Perspectives on the next wave of AI
Anna Adlarson, Venture & Growth investor at Kinnevik, shares her thoughts on the sectors where AI’s potential remains untapped, what sets the Nordics apart as a breeding ground for tech startups, and some of the most common misunderstandings about AI investing.
What are some sectors/opportunities where you believe the possibilities of AI remain particularly slept on?
Overall, we are still very early in the AI transformation. Most of what we see in the market today is AI being applied to fairly simple, horizontal productivity problems, often by plugging into the large, general-purpose models that are openly available. That’s important, but it’s only the first layer.
We think some of the most attractive – and most underappreciated – opportunities lie in tackling much more complex, domain-heavy problems. Biotech is one clear example, where companies like Recursion and Enveda are using AI to systematically accelerate drug discovery rather than relying on trial-and-error. In industrial technology and manufacturing, players such as Encube are starting to apply AI to optimise processes, speed up innovation cycles and improve quality in ways that were simply not feasible before. And in energy, companies like Aira illustrate how AI can be used for the energy transition – optimising consumption, managing distributed assets, and enabling new business models around electrification.
What these sectors have in common is that they are data-rich, operationally complex, and often highly regulated. That combination creates both high barriers to entry and the potential for very durable advantages once a company has built the right data assets, models and customer relationships. We believe that’s where a large part of the next wave of AI value will be created – and where the market is still not fully pricing in the long-term potential.
What makes the Nordic and European ecosystem distinctive when it comes to building AI companies?
On the talent side, the Nordics are exceptional. You typically see a combination of very strong technical foundations and a creative, product-oriented mindset. That’s a powerful mix when you’re trying to build AI-native companies that are not just research projects, but real, scaled businesses.
A lot of this comes from deep institutional roots. The region has world-class technical universities – such as DTU, KTH and Aalto – that have spent decades building strength in mathematics, computer science and engineering. Just as importantly, there is now a critical mass of global technology companies with significant AI capabilities in the region: Spotify, Klarna, Novo, Sana, Lovable, among others. These companies act as training grounds where engineers, product leaders and operators learn how to build and deploy AI systems at scale, and then leave to start the next generation of companies.

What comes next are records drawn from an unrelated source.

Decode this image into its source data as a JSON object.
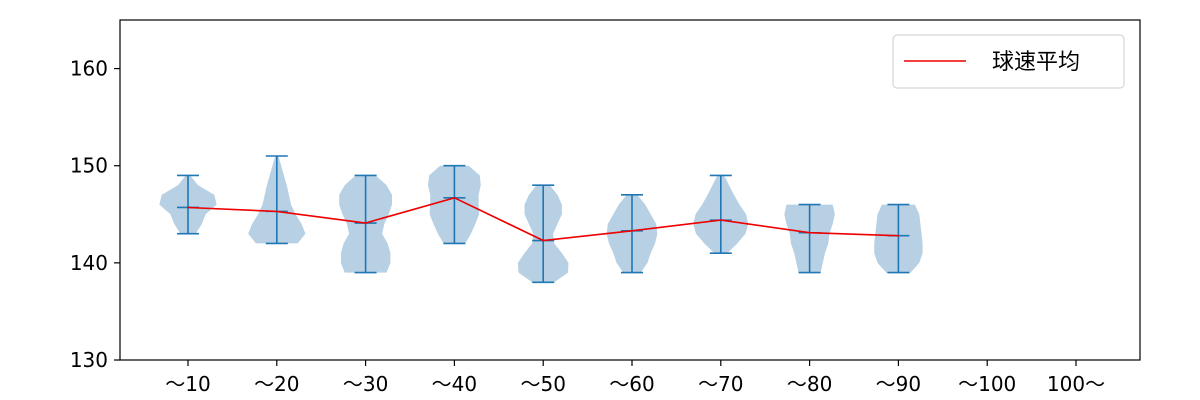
{
  "chart_data": {
    "type": "violin",
    "categories": [
      "～10",
      "～20",
      "～30",
      "～40",
      "～50",
      "～60",
      "～70",
      "～80",
      "～90",
      "～100",
      "100～"
    ],
    "y_ticks": [
      "130",
      "140",
      "150",
      "160"
    ],
    "ylim": [
      130,
      165
    ],
    "grid": false,
    "legend_position": "top-right",
    "series": [
      {
        "name": "球速平均",
        "type": "line",
        "color": "#ee0000",
        "values": [
          145.7,
          145.3,
          144.1,
          146.7,
          142.3,
          143.3,
          144.4,
          143.1,
          142.8,
          null,
          null
        ]
      }
    ],
    "violins": [
      {
        "category": "～10",
        "min": 143,
        "max": 149,
        "mean": 145.7,
        "profile": [
          [
            143,
            1.4
          ],
          [
            144,
            2.5
          ],
          [
            145,
            3.2
          ],
          [
            146,
            5.2
          ],
          [
            147,
            4.8
          ],
          [
            148,
            1.8
          ],
          [
            149,
            0.4
          ]
        ]
      },
      {
        "category": "～20",
        "min": 142,
        "max": 151,
        "mean": 145.3,
        "profile": [
          [
            142,
            3.8
          ],
          [
            143,
            5.2
          ],
          [
            144,
            4.5
          ],
          [
            145,
            3.4
          ],
          [
            146,
            2.6
          ],
          [
            147,
            2.2
          ],
          [
            148,
            1.8
          ],
          [
            149,
            1.3
          ],
          [
            150,
            0.8
          ],
          [
            151,
            0.3
          ]
        ]
      },
      {
        "category": "～30",
        "min": 139,
        "max": 149,
        "mean": 144.1,
        "profile": [
          [
            139,
            3.8
          ],
          [
            140,
            4.5
          ],
          [
            141,
            4.5
          ],
          [
            142,
            4.0
          ],
          [
            143,
            3.0
          ],
          [
            144,
            3.4
          ],
          [
            145,
            4.2
          ],
          [
            146,
            4.8
          ],
          [
            147,
            4.8
          ],
          [
            148,
            3.8
          ],
          [
            149,
            1.8
          ]
        ]
      },
      {
        "category": "～40",
        "min": 142,
        "max": 150,
        "mean": 146.7,
        "profile": [
          [
            142,
            2.0
          ],
          [
            143,
            3.0
          ],
          [
            144,
            3.8
          ],
          [
            145,
            4.5
          ],
          [
            146,
            4.4
          ],
          [
            147,
            4.4
          ],
          [
            148,
            4.8
          ],
          [
            149,
            4.6
          ],
          [
            150,
            2.6
          ]
        ]
      },
      {
        "category": "～50",
        "min": 138,
        "max": 148,
        "mean": 142.3,
        "profile": [
          [
            138,
            2.0
          ],
          [
            139,
            4.5
          ],
          [
            140,
            4.6
          ],
          [
            141,
            3.4
          ],
          [
            142,
            2.0
          ],
          [
            143,
            1.8
          ],
          [
            144,
            2.6
          ],
          [
            145,
            3.4
          ],
          [
            146,
            3.4
          ],
          [
            147,
            2.6
          ],
          [
            148,
            1.2
          ]
        ]
      },
      {
        "category": "～60",
        "min": 139,
        "max": 147,
        "mean": 143.3,
        "profile": [
          [
            139,
            1.6
          ],
          [
            140,
            2.8
          ],
          [
            141,
            3.4
          ],
          [
            142,
            4.2
          ],
          [
            143,
            4.6
          ],
          [
            144,
            4.4
          ],
          [
            145,
            3.4
          ],
          [
            146,
            2.4
          ],
          [
            147,
            1.0
          ]
        ]
      },
      {
        "category": "～70",
        "min": 141,
        "max": 149,
        "mean": 144.4,
        "profile": [
          [
            141,
            1.2
          ],
          [
            142,
            3.0
          ],
          [
            143,
            4.5
          ],
          [
            144,
            5.0
          ],
          [
            145,
            4.6
          ],
          [
            146,
            3.4
          ],
          [
            147,
            2.4
          ],
          [
            148,
            1.5
          ],
          [
            149,
            0.6
          ]
        ]
      },
      {
        "category": "～80",
        "min": 139,
        "max": 146,
        "mean": 143.1,
        "profile": [
          [
            139,
            2.0
          ],
          [
            140,
            2.4
          ],
          [
            141,
            2.8
          ],
          [
            142,
            3.4
          ],
          [
            143,
            3.6
          ],
          [
            144,
            4.2
          ],
          [
            145,
            4.6
          ],
          [
            146,
            4.2
          ]
        ]
      },
      {
        "category": "～90",
        "min": 139,
        "max": 146,
        "mean": 142.8,
        "profile": [
          [
            139,
            2.2
          ],
          [
            140,
            3.8
          ],
          [
            141,
            4.4
          ],
          [
            142,
            4.4
          ],
          [
            143,
            4.2
          ],
          [
            144,
            4.0
          ],
          [
            145,
            3.8
          ],
          [
            146,
            3.0
          ]
        ]
      }
    ],
    "colors": {
      "violin_fill": "#b3cde3",
      "violin_stroke": "#1f77b4",
      "mean_line": "#ee0000",
      "axes": "#000000"
    }
  }
}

You also can’t underestimate the role of long-term, forward-looking public policy. The Nordics invested early in universal broadband, computer access and integrating technology into school curricula. There’s a great anecdote in that Sebastian Siemiatkowski, Klarna’s CEO, first learned to code through such a government-sponsored programme in Sweden. That type of systemic investment over decades is now paying off in the form of a deep, relatively egalitarian pool of AI talent and founders. Combined with Europe’s strengths around regulation, privacy and trust, it creates a distinctive foundation for building globally competitive AI businesses.
Which misconceptions about AI investing do you think need to be challenged?
The first misconception is the idea that the large model providers will “eat everything” and capture all the economics. We don’t think that’s how it plays out. In many important categories, the quality and usefulness of AI systems depend far more on access to specialised, high-quality data and deep integration into a specific workflow than on marginal differences in the base model. That creates room for very valuable companies at the application and vertical layers – especially where they can build proprietary datasets and embed themselves into mission-critical processes.
The second misconception is that growth at all costs is the only thing that matters. We believe investors should pay just as much attention to defensibility, unit economics and the evolution of industry structure. Infrastructure players will, quite rationally, try to move up the stack over time to capture more margin. At the same time, many companies that look impressive today are effectively thin wrappers around commoditising capabilities, without real moats in data, distribution or product. Those businesses may not be around in a few years.
For us as long-term investors, the key is to distinguish between “AI as a feature,” where competition and pricing pressure will be intense, and AI-native companies that are building durable advantages in data, workflows and customer relationships. That’s where we think sustainable value – and returns for our shareholders – will be created.